Tracking the occurrence of keywords in twitter through one of the automated tools is a quick way to add value to your experience.
Brands often use this approach to track mentions of their products and companies, developers can use it to track mentions of their favorite languages, frameworks, and open source projects, and anyone can use it to track mentions of their hometown, their own twitter username (to make sure you don’t miss any @replies).
Personally, I’ve been using TweetScan to track these terms I’m interested in:
- open source
To avoid the “stalker effect” I don’t immediately reach out and @reply to anyone who mentions any of these terms, though I do often follow them to see if it is a common part of their conversation, which would suggest I might be interested in their stream.
Unfortunately, as the folks behind Tweetscan recently announced, they’re going to start charging for this service:
Tweet Scan is due for some improvements and the volume of queries and emails we’re handling isn’t sustainable on a hobby budget.
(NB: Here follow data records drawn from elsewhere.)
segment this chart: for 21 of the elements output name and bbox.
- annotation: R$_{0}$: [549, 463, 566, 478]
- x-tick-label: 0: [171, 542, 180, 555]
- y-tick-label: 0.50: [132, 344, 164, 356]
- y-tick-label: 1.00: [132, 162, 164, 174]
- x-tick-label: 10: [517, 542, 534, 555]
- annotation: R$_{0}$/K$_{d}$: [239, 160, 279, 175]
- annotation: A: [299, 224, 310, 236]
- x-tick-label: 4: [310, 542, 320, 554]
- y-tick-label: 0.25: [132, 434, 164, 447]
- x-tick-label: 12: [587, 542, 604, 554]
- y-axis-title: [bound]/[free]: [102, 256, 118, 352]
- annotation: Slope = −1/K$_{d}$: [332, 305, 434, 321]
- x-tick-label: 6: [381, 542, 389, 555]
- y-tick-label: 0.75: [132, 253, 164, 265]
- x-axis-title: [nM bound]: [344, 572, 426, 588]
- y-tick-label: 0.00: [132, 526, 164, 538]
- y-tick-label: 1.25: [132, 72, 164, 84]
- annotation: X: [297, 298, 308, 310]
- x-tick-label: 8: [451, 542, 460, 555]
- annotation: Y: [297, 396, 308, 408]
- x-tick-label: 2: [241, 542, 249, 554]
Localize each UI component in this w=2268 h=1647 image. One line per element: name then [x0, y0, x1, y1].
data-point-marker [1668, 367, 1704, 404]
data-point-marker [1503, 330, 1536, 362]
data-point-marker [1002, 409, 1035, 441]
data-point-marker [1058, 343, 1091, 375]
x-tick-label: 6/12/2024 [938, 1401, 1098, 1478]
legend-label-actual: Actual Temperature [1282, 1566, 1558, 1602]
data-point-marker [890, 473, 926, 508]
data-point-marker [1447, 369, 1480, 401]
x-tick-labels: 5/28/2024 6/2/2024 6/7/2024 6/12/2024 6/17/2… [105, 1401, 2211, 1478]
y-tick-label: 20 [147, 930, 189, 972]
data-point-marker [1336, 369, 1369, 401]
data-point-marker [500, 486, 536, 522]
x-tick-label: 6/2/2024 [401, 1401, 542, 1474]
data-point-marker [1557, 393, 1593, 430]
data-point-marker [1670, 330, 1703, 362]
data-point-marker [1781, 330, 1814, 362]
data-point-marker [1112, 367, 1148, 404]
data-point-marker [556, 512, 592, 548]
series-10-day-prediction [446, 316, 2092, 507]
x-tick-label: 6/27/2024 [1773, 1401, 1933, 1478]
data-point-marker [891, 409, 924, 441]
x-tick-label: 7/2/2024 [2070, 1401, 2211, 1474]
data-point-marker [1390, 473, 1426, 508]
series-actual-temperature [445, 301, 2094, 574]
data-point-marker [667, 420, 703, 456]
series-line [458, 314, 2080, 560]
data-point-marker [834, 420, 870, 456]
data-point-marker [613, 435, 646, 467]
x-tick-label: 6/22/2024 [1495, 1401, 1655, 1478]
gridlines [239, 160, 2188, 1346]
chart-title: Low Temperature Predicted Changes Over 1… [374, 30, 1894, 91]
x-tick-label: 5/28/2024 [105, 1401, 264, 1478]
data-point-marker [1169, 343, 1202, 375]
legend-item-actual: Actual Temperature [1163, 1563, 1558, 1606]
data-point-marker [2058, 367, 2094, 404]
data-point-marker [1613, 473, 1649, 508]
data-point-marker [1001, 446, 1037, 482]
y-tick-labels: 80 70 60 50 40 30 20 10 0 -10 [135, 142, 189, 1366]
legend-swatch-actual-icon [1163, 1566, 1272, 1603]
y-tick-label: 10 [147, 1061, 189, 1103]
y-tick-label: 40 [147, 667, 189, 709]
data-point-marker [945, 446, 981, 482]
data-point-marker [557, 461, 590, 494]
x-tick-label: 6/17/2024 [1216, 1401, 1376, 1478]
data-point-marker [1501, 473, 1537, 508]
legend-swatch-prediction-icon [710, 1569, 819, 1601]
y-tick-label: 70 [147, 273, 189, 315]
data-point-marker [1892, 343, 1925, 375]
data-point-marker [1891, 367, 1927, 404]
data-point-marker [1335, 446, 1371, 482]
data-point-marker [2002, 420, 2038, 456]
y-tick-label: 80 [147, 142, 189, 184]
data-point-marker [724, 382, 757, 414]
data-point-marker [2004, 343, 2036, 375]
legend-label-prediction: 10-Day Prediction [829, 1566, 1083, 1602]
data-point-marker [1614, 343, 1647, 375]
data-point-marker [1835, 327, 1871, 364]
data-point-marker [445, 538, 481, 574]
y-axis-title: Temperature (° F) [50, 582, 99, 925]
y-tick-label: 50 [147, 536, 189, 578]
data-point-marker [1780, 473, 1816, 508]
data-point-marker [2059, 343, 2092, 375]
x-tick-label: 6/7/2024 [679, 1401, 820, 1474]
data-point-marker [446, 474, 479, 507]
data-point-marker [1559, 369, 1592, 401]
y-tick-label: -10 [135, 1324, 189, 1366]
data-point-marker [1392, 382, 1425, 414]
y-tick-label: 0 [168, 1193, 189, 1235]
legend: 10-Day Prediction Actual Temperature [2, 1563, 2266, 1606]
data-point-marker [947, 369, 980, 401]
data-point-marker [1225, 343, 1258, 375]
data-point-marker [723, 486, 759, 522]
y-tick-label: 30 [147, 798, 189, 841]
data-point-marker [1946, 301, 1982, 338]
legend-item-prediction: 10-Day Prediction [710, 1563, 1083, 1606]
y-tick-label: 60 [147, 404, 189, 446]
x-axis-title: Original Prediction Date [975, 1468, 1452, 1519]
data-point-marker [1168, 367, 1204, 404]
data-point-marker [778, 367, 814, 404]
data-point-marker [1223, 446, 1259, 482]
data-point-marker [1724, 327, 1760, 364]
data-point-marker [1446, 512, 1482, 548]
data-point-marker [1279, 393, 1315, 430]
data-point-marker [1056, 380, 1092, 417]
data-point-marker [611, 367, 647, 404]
So we’re going to start requiring a small annual payment to keep an account with us.
Please use the subscribe link below and let’s take this site to the next level! It’s $15 per year if you sign up by April 22nd. After that it’ll be $20 per year.
I can certainly understand the need to monetize an application that becomes popular and starts to generate a high volume of usage, but I’m not yet ready to pay for an account for personal use, so I found a few alternatives. (Note Tweetscan can also enable you to download you tweets since December 2007, and can be used as a live Twitter search engine).
TweetBeep also sends email alerts based on the mention of specific keywords in Twitter, and can track specific URLs, whether they have been url shortened or not. TweetBeep lets you set frequency of alerts as well.
(It seems, though I haven’t verified this yet in practice, that the alerts based on domains – so an alert set for any reference to optaros.com or openparenthesis.org, for example – can’t be scheduled into hourly/daily as keyword alerts can, but are set to “live” – which may mean immediate? This might be an issue if you have a domain frequently referenced in Twitter streams.)
TweetLater, which is most well known for its “schedule a tweet for posting at a later time” feature, also provides a feature they describe as “Track keywords on Twitter” as part of their free account. They also provide other features:
- Auto DM to new followers (which I find frankly annoying)
- Automated following of folks who follow you (which I don’t do, but is not annoying)
- Automated unfollowing of those who unfollow you (hmm, that might be interesting)
- Vet new followers (this one I haven’t tried yet – not quite clear to me what it is except perhaps an easier way to act on new followers – follow, ignore, or block – rather than the one at a time approach twitter offers)
TweetLater also offers a professional / premium account for $29.97 a month which adds other features and is worth checking out for serious users.
What tools are you using to monitor the twittersphere?